Fosil yakıtların hızla rüzgâr ve güneş enerjisi gibi daha temiz, yenilenebilir enerji ile değiştirilmesi gerekir.

 

Sığır yetiştiriciliği ve palmiye yağı tarlaları gibi yoğun tarım alanları için ormanları yok etmeyi bırakmalıyız, ağaçların yeniden büyümesine izin verip ve yüz milyonlarcasını da ekmeliyiz.

 

Okyanus koruma alanları oluşturmalıyız ki, deniz yaşamını endüstriyel balıkçılık tehditlerinden koruyalım; bu okyanusların doğal dengesini tekrar kazanmalarına yardımcı olacaktır.

 

Dünya çapındaki milyonlarca insan olarak iklimimizi korumak için adımlar atıyor; yerli halklar, toprakları ve su kaynakları için fosil yakıt endüstrileri ile mücadele halinde. On binlerce okul grevcisi ve yaşamın her kesiminden insanlar, iklimin acil durumuna çözüm talep ederek sokaklara dökülüyor.
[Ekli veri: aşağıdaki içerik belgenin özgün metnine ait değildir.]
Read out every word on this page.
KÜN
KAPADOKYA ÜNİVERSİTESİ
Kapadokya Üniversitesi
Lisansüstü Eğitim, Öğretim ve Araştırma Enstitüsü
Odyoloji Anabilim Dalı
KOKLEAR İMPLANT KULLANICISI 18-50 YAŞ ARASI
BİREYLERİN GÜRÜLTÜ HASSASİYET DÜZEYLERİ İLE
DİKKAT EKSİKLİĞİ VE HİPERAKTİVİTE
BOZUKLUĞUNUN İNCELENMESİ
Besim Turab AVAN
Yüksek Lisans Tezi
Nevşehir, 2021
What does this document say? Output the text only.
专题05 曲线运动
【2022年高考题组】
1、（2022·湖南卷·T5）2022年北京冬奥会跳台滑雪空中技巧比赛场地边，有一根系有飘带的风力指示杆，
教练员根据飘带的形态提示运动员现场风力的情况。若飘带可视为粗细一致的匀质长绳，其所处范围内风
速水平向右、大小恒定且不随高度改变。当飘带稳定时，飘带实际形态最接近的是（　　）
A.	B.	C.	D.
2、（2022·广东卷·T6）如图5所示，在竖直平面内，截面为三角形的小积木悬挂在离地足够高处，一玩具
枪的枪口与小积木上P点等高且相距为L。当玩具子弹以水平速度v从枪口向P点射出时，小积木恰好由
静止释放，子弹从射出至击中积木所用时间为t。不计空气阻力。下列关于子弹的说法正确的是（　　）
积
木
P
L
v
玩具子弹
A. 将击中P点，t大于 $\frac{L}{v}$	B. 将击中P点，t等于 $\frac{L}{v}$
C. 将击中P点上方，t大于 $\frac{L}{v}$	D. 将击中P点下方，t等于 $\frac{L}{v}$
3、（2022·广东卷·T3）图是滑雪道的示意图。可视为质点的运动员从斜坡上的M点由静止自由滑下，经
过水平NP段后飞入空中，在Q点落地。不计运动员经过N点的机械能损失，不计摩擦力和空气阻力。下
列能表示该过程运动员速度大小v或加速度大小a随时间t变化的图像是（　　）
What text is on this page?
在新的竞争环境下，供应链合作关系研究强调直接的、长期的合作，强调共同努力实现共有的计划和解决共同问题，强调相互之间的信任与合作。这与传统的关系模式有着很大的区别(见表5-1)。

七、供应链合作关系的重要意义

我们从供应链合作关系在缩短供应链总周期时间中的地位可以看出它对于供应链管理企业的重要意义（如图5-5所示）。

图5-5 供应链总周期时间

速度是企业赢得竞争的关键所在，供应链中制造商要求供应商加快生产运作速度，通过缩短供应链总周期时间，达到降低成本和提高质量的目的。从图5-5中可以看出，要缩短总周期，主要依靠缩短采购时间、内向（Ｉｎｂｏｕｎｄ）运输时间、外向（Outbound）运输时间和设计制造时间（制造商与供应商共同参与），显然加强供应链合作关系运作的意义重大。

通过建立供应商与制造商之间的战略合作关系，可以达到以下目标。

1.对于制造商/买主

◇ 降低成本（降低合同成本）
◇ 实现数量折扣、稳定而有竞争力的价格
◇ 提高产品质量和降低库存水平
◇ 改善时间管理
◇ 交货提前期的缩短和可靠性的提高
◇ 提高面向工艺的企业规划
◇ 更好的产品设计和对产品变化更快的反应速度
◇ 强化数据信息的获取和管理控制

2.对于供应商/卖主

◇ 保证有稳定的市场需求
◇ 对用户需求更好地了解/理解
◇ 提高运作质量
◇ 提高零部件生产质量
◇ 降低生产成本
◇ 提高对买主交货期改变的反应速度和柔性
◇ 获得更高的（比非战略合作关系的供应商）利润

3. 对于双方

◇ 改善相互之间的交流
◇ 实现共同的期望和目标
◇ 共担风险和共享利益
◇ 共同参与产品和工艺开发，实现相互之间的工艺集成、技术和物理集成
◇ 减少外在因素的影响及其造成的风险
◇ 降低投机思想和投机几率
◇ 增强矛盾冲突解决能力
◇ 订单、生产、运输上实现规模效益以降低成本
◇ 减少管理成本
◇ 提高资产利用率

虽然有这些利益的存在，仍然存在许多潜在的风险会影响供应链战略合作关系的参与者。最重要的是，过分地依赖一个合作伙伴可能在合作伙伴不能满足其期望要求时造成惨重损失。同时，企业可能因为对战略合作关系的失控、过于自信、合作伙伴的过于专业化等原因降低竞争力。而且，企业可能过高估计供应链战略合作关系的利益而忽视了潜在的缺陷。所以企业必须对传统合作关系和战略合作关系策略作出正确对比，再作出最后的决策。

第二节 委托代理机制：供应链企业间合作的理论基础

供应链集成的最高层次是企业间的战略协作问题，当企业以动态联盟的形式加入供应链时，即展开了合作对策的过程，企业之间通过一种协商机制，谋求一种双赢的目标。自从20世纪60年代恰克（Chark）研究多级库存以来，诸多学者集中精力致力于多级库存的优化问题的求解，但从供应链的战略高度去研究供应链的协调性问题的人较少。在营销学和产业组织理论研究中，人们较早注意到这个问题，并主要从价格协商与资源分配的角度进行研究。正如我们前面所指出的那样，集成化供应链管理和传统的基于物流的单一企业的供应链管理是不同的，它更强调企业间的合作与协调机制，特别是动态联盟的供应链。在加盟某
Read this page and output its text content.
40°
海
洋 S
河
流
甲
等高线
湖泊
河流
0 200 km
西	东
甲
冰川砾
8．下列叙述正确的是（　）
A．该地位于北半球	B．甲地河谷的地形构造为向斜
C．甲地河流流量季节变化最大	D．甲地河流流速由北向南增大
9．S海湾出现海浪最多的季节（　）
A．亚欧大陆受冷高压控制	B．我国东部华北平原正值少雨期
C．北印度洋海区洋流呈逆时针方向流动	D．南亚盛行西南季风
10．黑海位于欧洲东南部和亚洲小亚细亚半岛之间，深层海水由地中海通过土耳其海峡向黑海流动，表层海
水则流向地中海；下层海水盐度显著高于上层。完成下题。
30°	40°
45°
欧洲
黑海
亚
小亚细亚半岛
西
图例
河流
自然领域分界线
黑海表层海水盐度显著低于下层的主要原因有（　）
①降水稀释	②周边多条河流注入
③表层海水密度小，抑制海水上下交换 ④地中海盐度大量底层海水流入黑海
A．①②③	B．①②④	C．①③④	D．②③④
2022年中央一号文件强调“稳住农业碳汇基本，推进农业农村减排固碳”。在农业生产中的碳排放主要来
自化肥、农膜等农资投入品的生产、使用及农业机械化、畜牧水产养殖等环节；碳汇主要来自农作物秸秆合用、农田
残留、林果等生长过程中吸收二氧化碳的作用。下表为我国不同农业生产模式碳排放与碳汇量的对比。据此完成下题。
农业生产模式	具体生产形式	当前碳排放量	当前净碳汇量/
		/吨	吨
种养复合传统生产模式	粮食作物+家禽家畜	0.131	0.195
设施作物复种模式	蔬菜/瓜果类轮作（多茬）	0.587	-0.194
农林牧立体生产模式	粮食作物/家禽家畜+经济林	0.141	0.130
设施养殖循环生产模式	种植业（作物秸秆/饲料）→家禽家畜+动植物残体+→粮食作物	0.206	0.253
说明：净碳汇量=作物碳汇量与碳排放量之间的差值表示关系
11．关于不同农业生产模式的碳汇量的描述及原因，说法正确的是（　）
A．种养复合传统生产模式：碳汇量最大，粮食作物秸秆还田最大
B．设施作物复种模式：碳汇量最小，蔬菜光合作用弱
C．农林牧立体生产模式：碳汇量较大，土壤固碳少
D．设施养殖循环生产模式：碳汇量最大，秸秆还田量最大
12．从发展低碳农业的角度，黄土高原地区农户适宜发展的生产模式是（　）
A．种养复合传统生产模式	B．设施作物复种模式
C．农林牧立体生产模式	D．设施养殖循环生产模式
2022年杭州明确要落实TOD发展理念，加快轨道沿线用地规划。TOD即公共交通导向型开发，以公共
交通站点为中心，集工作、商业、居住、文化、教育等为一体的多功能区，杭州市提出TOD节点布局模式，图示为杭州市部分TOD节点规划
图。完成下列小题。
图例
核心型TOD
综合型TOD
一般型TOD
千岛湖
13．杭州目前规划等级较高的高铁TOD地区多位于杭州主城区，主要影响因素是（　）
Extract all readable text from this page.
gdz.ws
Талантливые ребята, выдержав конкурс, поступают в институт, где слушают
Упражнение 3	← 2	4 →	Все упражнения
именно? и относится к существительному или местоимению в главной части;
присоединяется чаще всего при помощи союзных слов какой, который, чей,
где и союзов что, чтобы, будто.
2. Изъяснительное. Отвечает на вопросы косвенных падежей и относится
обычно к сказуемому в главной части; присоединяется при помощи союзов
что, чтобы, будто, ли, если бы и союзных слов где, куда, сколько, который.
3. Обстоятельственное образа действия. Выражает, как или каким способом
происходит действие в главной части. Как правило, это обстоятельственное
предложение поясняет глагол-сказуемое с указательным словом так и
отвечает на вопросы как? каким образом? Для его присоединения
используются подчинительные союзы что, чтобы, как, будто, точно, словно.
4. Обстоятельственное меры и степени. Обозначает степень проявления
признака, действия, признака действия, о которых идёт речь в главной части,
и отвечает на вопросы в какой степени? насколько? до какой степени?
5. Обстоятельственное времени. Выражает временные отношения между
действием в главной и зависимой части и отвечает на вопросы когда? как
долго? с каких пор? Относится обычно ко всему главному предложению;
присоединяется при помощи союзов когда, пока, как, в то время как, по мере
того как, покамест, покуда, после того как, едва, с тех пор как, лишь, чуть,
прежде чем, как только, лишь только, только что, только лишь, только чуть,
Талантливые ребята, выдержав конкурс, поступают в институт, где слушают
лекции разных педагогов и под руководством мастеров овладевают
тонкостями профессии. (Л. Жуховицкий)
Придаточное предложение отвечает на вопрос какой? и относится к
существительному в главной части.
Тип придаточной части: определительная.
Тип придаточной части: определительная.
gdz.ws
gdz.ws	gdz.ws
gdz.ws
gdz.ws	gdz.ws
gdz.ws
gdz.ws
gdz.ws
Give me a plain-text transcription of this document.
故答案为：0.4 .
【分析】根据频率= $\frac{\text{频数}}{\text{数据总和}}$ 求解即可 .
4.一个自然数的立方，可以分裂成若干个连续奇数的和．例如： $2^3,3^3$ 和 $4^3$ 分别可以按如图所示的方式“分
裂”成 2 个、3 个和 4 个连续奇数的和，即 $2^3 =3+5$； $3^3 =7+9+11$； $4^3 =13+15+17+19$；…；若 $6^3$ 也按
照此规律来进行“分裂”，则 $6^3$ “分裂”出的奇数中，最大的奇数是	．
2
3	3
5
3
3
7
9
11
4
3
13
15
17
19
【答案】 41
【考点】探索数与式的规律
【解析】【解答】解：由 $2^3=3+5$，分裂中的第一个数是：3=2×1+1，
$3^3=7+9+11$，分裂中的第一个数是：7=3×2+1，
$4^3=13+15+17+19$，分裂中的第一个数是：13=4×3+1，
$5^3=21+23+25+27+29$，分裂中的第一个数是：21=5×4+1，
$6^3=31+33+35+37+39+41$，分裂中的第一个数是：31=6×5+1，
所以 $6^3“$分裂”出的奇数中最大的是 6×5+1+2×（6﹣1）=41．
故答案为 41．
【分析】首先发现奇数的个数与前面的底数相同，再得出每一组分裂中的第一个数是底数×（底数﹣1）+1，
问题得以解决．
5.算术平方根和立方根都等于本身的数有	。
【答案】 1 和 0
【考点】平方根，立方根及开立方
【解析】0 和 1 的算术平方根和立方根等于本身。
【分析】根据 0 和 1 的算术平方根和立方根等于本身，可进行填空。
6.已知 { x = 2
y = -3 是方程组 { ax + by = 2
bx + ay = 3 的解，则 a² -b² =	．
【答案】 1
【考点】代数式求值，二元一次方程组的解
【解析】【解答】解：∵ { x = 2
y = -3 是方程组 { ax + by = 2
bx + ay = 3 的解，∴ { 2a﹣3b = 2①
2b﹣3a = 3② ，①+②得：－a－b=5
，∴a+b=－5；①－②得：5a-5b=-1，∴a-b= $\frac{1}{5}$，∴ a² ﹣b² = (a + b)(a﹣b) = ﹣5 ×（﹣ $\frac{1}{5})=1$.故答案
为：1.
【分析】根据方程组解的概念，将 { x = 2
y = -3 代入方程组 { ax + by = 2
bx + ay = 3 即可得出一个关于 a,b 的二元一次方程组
Pasifik Adaları’ndaki deniz seviyesindeki yükseliş ve daha aşırı hava koşulları ile karşı karşıya olan topluluklar, tüm güçlerini kullanarak dünya liderlerinin daha hızlı ve etkili iklim eylemi gerçekleştirmeleri için çabalıyorlar.

 

İklim değişikliğinin çözülemeyecek kadar büyük olduğunu düşünüp olumsuzluğa kapılmak kolay bir seçenektir fakat elimizde yeterli cevaplarımız varken şu an tek ihtiyaç duyduğumuz şey onların gerçekleşmesi için doğru soruları sormak ve bu sorular doğrultusunda hızlı ve etkili adımlar atmak, yaşamı ve gezegeni kurtarmak için fazlasıyla beklemedik mi?